Nel comunicato pubblicato nella Gazzetta Ufficiale si legge: «Il programma mira a creare una rete nazionale di spazi sicuri e termicamente confortevoli che fungano da rifugi climatici durante i periodi di caldo estremo, proteggendo residenti e visitatori».

Il comunicato sottolinea che il caldo estremo ha un impatto diretto sull’attività turistica, in particolare «la riduzione del comfort e della mobilità per residenti e turisti, l’aumento dei rischi per la salute delle fasce più vulnerabili della popolazione e la diminuzione dell’attrattiva delle destinazioni turistiche nazionali».

L’obiettivo del progetto è quello di creare e adeguare infrastrutture e spazi pubblici; il finanziamento disponibile per il concorso è di un milione di euro, garantito dalla dotazione complessiva del programma «Crescere con il Turismo», come riporta SAPO.

Il concorso prevede diverse categorie, la prima delle quali è: «Climatizzazione e isolamento termico», che comprende l’installazione o la sostituzione di sistemi di riscaldamento, ventilazione e climatizzazione ad alta efficienza energetica, nonché la ventilazione meccanica, i ventilatori a soffitto o a parete e l’installazione di elementi di ombreggiamento interni.

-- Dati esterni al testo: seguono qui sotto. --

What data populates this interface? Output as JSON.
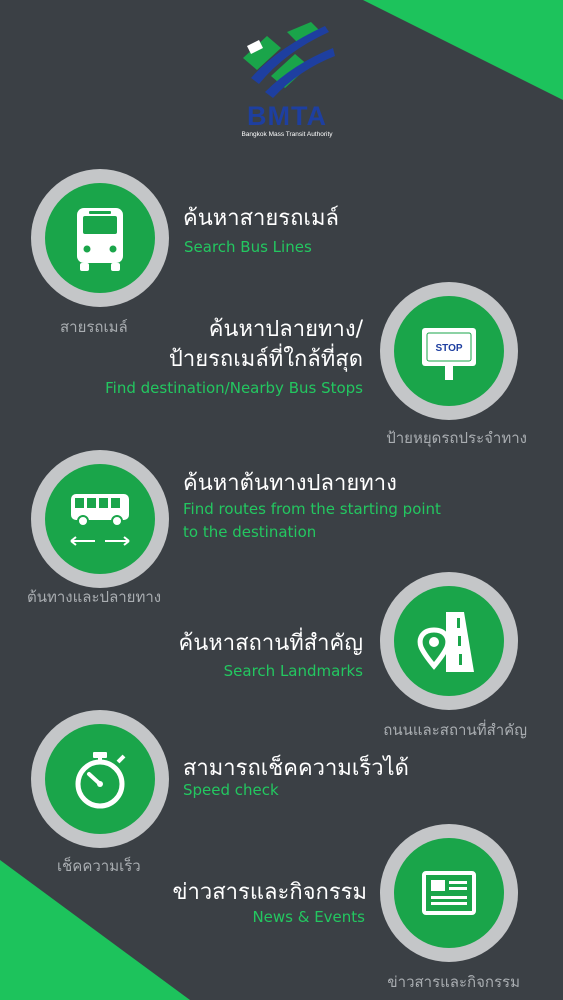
{
  "brand": {
    "logo_text": "BMTA",
    "logo_subtitle": "Bangkok Mass Transit Authority",
    "colors": {
      "background": "#3b4045",
      "accent": "#1dc35c",
      "circle_fill": "#1aa54a",
      "circle_ring": "#c4c6c8",
      "logo_blue": "#1e3fa0"
    }
  },
  "features": [
    {
      "icon": "bus-front-icon",
      "title": "ค้นหาสายรถเมล์",
      "subtitle": "Search Bus Lines",
      "caption": "สายรถเมล์"
    },
    {
      "icon": "bus-stop-sign-icon",
      "sign_text": "STOP",
      "title_line1": "ค้นหาปลายทาง/",
      "title_line2": "ป้ายรถเมล์ที่ใกล้ที่สุด",
      "subtitle": "Find destination/Nearby Bus Stops",
      "caption": "ป้ายหยุดรถประจำทาง"
    },
    {
      "icon": "bus-route-arrows-icon",
      "title": "ค้นหาต้นทางปลายทาง",
      "subtitle_line1": "Find routes from the starting point",
      "subtitle_line2": "to the destination",
      "caption": "ต้นทางและปลายทาง"
    },
    {
      "icon": "map-pin-road-icon",
      "title": "ค้นหาสถานที่สำคัญ",
      "subtitle": "Search Landmarks",
      "caption": "ถนนและสถานที่สำคัญ"
    },
    {
      "icon": "stopwatch-icon",
      "title": "สามารถเช็คความเร็วได้",
      "subtitle": "Speed check",
      "caption": "เช็คความเร็ว"
    },
    {
      "icon": "newspaper-icon",
      "title": "ข่าวสารและกิจกรรม",
      "subtitle": "News & Events",
      "caption": "ข่าวสารและกิจกรรม"
    }
  ]
}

La seconda categoria, “Soluzioni basate sulla natura e ombreggiatura esterna”, comprende strutture di ombreggiatura artificiali, quali l’installazione di tende da sole fisse o retrattili e vele ombreggianti, nonché la piantumazione di alberi da ombra o il rafforzamento delle file di alberi esistenti.

Inoltre, vengono stanziati fondi per strutture di idratazione e raffreddamento attivo che potenzieranno i punti di approvvigionamento di acqua potabile e le fontanelle pubbliche. Viene sostenuta anche la creazione o il ripristino di fontane e giochi d’acqua, «purché svolgano una comprovata funzione secondaria di raffreddamento locale».

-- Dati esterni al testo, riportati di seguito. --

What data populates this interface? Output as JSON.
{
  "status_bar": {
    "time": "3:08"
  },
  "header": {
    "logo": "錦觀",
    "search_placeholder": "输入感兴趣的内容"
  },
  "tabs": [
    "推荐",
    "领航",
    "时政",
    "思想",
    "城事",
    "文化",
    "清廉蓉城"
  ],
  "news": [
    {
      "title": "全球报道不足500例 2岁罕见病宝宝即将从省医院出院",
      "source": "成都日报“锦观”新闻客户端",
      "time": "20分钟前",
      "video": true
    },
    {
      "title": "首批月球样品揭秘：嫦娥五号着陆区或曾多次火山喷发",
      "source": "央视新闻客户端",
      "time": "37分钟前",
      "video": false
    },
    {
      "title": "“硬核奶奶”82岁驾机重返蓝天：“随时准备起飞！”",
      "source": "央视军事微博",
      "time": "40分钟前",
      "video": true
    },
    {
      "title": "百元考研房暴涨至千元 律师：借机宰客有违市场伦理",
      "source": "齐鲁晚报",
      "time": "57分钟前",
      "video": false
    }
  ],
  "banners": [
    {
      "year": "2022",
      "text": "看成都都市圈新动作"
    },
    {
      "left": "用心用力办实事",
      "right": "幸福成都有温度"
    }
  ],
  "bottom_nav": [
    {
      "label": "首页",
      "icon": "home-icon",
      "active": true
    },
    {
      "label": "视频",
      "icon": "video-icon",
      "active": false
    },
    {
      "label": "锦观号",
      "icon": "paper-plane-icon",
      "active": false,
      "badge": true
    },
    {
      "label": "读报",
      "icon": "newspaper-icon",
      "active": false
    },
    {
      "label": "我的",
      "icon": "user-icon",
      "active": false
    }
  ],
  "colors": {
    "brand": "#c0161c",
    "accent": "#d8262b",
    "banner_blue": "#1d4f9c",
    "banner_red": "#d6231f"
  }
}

Un’altra categoria è quella dedicata a «Comfort, permanenza e benessere», che destina i fondi all’acquisto di «arredi adatti a soggiorni prolungati», quali sedie, divani, poltrone, tavoli e panchine, oppure, parallelamente, all’installazione o al potenziamento dell’infrastruttura della rete Wi-Fi pubblica gratuita, come riporta SAPO.

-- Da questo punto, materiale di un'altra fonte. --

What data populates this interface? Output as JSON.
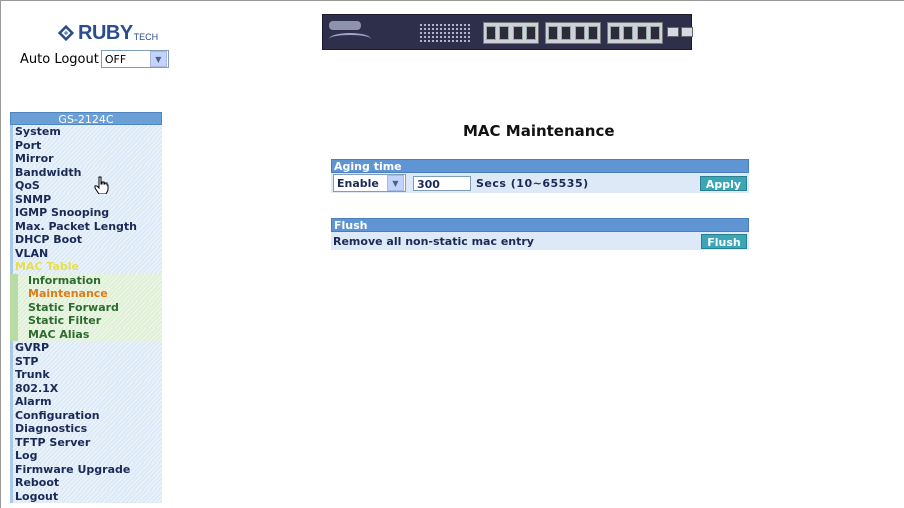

La quinta categoria è finalizzata a migliorare l’accessibilità, ad esempio attraverso la costruzione di rampe e corrimano, mentre l’ultima categoria riguarda la segnaletica degli spazi tramite pannelli informativi e la realizzazione di mappe comunali.

I requisiti per la presentazione delle domande e ulteriori istruzioni sono disponibili sul sito web ufficiale della Rete dei rifugi climatici presso Turismo de Portugal.